Ce jeudi 14 août restera comme une date historique du sport tricolore. Alain Bernard (photo) est en effet devenu le premier Français champion olympique de l'épreuve reine des Jeux en natation, le 100 mètres nage libre. Au terme d'une course parfaitement maîtrisée et bouclée en 47''21, le nageur d'Antibes s'est imposé devant son principal rival et recordman du monde, l'Australien Eamon Sullivan. "C'est énorme, a commenté le sculptural blond avec un trémolo dans la voix. Je ne sais pas si je réalise… C'est le plus beau jour de ma vie.

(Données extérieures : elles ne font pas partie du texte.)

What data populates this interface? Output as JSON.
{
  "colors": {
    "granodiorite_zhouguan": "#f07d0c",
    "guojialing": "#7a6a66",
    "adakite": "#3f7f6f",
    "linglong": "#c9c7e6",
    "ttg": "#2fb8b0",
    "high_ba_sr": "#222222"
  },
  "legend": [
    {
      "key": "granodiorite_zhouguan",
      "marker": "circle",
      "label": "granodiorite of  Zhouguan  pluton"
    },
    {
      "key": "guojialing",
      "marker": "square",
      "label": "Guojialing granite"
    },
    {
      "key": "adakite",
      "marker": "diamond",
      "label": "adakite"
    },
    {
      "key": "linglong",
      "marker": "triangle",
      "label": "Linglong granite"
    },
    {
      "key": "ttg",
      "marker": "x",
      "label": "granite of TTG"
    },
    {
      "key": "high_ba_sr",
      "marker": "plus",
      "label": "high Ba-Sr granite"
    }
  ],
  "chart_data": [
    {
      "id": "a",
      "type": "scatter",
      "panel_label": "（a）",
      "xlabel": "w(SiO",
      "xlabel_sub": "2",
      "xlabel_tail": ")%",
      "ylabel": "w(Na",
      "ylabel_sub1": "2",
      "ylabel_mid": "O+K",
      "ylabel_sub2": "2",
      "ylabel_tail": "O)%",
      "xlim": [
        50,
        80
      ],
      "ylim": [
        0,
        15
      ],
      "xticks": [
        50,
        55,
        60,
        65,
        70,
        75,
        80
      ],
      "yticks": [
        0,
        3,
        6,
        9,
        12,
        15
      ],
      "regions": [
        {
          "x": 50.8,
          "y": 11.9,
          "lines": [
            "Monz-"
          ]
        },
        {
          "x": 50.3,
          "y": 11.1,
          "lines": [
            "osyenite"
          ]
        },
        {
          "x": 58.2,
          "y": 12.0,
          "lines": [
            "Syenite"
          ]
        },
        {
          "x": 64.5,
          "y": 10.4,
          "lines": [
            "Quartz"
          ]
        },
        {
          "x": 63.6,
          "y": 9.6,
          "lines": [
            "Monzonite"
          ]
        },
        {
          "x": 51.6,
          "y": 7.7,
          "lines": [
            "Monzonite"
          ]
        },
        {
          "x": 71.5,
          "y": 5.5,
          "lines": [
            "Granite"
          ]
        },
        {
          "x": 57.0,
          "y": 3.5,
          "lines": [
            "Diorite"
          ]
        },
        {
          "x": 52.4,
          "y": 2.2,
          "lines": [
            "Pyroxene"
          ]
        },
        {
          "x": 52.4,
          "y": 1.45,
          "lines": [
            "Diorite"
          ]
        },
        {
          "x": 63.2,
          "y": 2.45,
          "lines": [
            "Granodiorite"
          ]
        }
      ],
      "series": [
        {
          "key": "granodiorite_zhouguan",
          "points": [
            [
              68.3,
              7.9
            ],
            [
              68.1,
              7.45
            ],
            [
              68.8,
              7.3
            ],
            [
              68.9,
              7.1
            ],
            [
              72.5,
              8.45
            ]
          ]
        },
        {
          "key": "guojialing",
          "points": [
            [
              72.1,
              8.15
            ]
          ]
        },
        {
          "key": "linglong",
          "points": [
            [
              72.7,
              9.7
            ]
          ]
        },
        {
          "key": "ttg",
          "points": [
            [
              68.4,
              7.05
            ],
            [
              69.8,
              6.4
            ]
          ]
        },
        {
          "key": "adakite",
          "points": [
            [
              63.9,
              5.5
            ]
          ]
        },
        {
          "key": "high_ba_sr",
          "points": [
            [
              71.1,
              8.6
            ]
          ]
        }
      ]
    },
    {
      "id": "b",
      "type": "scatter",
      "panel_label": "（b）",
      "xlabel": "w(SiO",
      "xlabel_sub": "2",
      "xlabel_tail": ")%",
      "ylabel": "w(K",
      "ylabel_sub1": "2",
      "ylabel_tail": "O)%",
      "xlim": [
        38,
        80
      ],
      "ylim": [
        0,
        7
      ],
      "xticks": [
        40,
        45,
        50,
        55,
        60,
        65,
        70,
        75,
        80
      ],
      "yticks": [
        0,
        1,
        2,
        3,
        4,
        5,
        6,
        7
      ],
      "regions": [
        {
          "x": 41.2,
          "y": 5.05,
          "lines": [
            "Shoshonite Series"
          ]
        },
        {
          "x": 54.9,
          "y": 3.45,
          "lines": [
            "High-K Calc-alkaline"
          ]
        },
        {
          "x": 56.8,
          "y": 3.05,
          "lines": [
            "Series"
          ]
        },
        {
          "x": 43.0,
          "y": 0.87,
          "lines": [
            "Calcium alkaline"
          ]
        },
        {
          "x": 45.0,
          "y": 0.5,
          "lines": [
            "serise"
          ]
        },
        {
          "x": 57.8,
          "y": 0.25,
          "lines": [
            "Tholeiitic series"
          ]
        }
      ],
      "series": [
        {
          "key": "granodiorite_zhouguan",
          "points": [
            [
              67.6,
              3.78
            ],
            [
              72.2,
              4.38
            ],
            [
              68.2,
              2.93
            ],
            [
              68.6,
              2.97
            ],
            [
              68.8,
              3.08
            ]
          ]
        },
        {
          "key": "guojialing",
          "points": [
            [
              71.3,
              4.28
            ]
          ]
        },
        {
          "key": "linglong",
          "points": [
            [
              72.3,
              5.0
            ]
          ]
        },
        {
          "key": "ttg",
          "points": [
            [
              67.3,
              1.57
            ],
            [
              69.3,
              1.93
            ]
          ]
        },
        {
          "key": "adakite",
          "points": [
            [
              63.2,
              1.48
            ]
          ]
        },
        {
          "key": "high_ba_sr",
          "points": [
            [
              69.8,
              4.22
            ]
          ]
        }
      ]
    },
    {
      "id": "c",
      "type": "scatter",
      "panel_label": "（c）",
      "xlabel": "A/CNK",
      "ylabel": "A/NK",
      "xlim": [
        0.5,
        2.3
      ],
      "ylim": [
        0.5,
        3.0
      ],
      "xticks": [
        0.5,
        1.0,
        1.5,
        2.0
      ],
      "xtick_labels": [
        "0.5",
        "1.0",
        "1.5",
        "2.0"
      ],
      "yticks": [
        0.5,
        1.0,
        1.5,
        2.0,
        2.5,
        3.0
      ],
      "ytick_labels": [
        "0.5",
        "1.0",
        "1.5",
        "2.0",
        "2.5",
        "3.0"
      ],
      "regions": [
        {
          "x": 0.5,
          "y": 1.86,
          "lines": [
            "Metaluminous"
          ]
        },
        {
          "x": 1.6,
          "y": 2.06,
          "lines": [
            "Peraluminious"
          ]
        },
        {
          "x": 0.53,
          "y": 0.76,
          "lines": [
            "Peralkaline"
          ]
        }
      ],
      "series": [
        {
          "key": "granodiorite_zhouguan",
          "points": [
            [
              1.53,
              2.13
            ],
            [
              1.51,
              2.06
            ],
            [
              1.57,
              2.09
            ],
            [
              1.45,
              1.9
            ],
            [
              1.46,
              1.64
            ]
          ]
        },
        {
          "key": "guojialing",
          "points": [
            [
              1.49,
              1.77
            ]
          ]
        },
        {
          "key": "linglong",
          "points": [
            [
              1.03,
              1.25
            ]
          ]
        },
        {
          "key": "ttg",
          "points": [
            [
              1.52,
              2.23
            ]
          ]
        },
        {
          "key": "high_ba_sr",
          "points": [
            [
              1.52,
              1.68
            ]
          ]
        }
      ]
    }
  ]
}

Il y a beaucoup de choses qui se concrétisent en si peu de temps." Et si pour Alain Bernard, l'instant le plus marquant de cette finale restera celui où il "(se) retourne et voi(t) le chiffre 1 à côté de (s)on nom", pour nous, spectateurs, ce serait plutôt celui où, séché et enfin délesté de cette maudite combinaison intégrale, il a laissé l'émotion l'envahir sur le podium, les yeux rougis. Puissant et fragile à la fois.A part ça ?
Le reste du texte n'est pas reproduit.